Most of the time, complexity is an unnecessary evil. Attempt to avoid it at all cost and, even if you think this is the only way to proceed, sleep over it and try it simpler on next morning.
I’ve been working as a developer for 11 years already, I’ve committed a lot of mistakes, I’ve created a lot of complex systems.
I do prefer simpler things now. Simpler systems are:
- Easier to maintain:
Unless you live in a bubble, documentation is not as mainstream as it should. I still scratch my head reading my own code just a couple of weeks after writing it.
- They perform better:
The less instructions a CPU needs to compute, the faster it will complete the job.
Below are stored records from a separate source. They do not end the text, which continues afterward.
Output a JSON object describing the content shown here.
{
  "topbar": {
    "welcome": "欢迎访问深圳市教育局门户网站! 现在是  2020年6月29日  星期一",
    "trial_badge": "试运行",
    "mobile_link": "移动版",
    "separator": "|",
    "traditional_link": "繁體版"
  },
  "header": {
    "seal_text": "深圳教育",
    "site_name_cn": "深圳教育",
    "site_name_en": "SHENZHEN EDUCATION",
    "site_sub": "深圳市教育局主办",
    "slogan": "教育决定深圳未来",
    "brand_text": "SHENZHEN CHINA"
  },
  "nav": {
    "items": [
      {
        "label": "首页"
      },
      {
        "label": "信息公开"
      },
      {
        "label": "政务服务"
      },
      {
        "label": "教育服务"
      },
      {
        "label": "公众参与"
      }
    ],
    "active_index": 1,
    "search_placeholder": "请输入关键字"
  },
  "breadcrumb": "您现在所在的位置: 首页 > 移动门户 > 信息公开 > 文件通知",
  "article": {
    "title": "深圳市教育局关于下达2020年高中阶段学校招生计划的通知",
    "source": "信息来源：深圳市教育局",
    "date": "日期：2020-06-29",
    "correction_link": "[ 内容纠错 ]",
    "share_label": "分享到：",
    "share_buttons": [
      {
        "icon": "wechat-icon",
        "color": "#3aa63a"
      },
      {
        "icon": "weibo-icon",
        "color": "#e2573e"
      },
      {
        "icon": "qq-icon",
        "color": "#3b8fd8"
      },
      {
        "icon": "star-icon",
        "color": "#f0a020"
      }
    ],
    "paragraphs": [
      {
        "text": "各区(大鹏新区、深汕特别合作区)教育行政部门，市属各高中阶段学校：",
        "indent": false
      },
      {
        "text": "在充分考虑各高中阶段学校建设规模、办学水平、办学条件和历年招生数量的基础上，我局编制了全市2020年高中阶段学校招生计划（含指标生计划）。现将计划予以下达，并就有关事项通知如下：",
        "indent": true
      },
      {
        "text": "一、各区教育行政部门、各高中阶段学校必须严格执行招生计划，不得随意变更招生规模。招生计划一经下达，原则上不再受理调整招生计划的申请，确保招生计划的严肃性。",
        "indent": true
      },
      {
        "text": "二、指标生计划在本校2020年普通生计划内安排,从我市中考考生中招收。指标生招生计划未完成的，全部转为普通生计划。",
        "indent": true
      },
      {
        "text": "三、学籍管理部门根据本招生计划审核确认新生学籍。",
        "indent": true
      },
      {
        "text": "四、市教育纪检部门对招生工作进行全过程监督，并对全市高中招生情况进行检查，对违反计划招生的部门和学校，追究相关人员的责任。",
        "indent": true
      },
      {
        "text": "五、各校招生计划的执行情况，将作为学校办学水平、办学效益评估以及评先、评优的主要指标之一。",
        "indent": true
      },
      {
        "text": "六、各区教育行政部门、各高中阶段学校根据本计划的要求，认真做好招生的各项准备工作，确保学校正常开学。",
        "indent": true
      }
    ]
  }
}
Do you really need to implement a whole observer pattern for just one subscriber?, maybe you can just call that callback directly, and scale later if needed.
- Much easier to delegate:
We’ve been juniors as well. Tutorials, pet projects and Open Source Software are fine to exercise new knowledge, ask them to practice on those, not on production. You will be in a hurry someday, and being able to delegate is easier when your system is easy to follow.
A recruiter recently sent me a job offer highlighting his client wants candidates with “experience building complex systems”. It won’t be a surprise that those candidates will be more keen to architect crazy complex stuff.
While the following repository is a joke, it’s a reflect of something that is happening:
Of course, in order to achieve specific business goals or tricky performance issues, you will end up adding complexity to your project. In those cases, flag it and discuss with your team to see if there is an easier way to achieve it.
Avoid using coding patterns or third-party solutions and dependencies looking for a problem you don’t have.
Simplify your systems! That is a complex enough but much more rewarding challenge. Remember that a boring Model-View-Controller monolith can still make you millionaire.